Read Serafina and the Black Cloak Online
Authors: Robert Beatty
Tags: #Juvenile Fiction, #Action & Adventure, #General, #Horror & Ghost Stories, #Animals
“No, sir! Please! No!” the girl whimpered, her voice trembling with despair. “We’re not supposed to be down here.” The girl spoke like someone who had been raised
in a well-heeled family and attended a fancy school.
“Don’t worry. We’re going right in here…” the man said, stopping at the door just around the corner from Serafina. Now she could hear his breathing, the movement
of his hands, and the rustle of his clothing. Flashes of heat scorched through her. She wanted to run, to flee, but she couldn’t get her legs to move.
“There’s nothing to be frightened of, child,” he said to the girl. “I’m not going to hurt you…”
The way he said these words caused the hairs on the back of Serafina’s neck to rise.
Don’t go with him,
she thought.
Don’t go!
The girl sounded like she was just a little younger than her, and Serafina wanted to help her, but she couldn’t find the courage. She pressed herself against the wall, certain that she
would be heard or seen. Her legs trembled, feeling as if they would crumble beneath her. She couldn’t see what happened next, but suddenly the girl let out a bloodcurdling scream. The
piercing sound caused Serafina to jump, and she had to stifle her own scream. Then she heard a struggle as the girl tore away from the man and fled down the corridor.
Run, girl! Run!
Serafina thought.
The man’s steps faded into the distance as he went after her. Serafina could tell that he wasn’t running full-out but moving steadily, relentlessly, like he knew the girl
couldn’t escape him. Serafina’s pa had told her that’s how the red wolves chase down and kill deer in the mountains—with dogged stamina rather than bursts of speed.

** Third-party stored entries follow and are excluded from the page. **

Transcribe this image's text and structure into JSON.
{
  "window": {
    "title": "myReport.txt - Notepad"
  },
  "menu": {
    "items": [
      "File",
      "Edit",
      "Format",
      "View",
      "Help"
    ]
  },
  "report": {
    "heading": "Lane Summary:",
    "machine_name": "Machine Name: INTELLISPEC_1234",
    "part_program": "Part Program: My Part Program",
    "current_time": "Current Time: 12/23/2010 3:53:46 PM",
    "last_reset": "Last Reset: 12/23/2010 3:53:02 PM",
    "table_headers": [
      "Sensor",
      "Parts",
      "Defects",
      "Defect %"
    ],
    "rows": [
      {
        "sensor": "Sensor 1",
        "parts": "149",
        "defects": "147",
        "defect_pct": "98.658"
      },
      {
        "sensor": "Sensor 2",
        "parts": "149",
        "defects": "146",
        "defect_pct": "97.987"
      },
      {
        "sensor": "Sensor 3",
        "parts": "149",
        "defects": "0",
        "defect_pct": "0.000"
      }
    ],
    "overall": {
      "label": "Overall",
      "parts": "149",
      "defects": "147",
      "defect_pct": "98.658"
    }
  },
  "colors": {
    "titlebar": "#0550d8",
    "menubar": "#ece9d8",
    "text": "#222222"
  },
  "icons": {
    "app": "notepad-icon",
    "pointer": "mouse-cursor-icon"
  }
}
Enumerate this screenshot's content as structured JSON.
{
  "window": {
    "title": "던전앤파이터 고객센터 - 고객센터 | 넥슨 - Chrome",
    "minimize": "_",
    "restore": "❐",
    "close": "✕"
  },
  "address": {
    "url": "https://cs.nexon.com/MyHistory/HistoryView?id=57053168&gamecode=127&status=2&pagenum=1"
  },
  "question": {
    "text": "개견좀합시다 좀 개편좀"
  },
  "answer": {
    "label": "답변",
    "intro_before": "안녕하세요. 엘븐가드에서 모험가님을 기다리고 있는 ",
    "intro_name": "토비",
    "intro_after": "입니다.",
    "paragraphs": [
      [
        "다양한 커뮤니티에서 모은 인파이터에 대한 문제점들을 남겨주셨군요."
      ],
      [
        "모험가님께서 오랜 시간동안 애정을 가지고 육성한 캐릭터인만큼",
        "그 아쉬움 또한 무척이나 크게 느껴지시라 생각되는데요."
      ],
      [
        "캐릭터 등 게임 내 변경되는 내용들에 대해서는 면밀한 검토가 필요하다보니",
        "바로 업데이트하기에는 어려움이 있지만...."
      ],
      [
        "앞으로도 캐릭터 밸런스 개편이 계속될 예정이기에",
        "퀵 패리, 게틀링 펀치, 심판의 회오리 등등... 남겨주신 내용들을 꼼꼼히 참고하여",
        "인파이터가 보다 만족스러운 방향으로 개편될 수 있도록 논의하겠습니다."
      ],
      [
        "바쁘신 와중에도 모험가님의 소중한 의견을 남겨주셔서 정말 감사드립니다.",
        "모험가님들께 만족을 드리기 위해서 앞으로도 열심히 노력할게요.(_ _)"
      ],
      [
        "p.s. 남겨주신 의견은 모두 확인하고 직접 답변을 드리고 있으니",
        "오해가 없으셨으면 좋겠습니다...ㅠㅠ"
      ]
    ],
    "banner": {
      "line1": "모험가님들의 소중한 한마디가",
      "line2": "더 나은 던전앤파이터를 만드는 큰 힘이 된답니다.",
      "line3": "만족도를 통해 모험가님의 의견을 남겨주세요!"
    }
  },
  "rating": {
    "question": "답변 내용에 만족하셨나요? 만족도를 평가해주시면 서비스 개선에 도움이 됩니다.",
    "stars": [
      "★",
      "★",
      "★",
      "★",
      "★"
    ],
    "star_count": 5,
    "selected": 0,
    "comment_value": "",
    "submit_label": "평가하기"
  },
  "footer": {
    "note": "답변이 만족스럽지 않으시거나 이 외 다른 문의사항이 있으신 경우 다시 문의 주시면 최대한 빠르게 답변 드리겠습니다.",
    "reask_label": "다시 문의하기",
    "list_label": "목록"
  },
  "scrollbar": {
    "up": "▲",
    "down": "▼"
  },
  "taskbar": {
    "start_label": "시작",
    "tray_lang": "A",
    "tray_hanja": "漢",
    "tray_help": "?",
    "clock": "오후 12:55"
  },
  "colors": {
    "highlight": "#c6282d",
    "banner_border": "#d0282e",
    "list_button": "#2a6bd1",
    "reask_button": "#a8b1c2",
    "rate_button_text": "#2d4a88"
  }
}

Serafina didn’t know what to do. Should she hide in a dark corner and hope he didn’t find her? Should she flee with the terror-stricken rats and spiders while she had the chance? She
wanted to run back to her father, but what about the child? The girl was so helpless, so slow and weak and frightened, and more than anything, she needed a friend to help her fight. Serafina wanted
to be that friend; she wanted to help her, but she couldn’t bring herself to move in that direction.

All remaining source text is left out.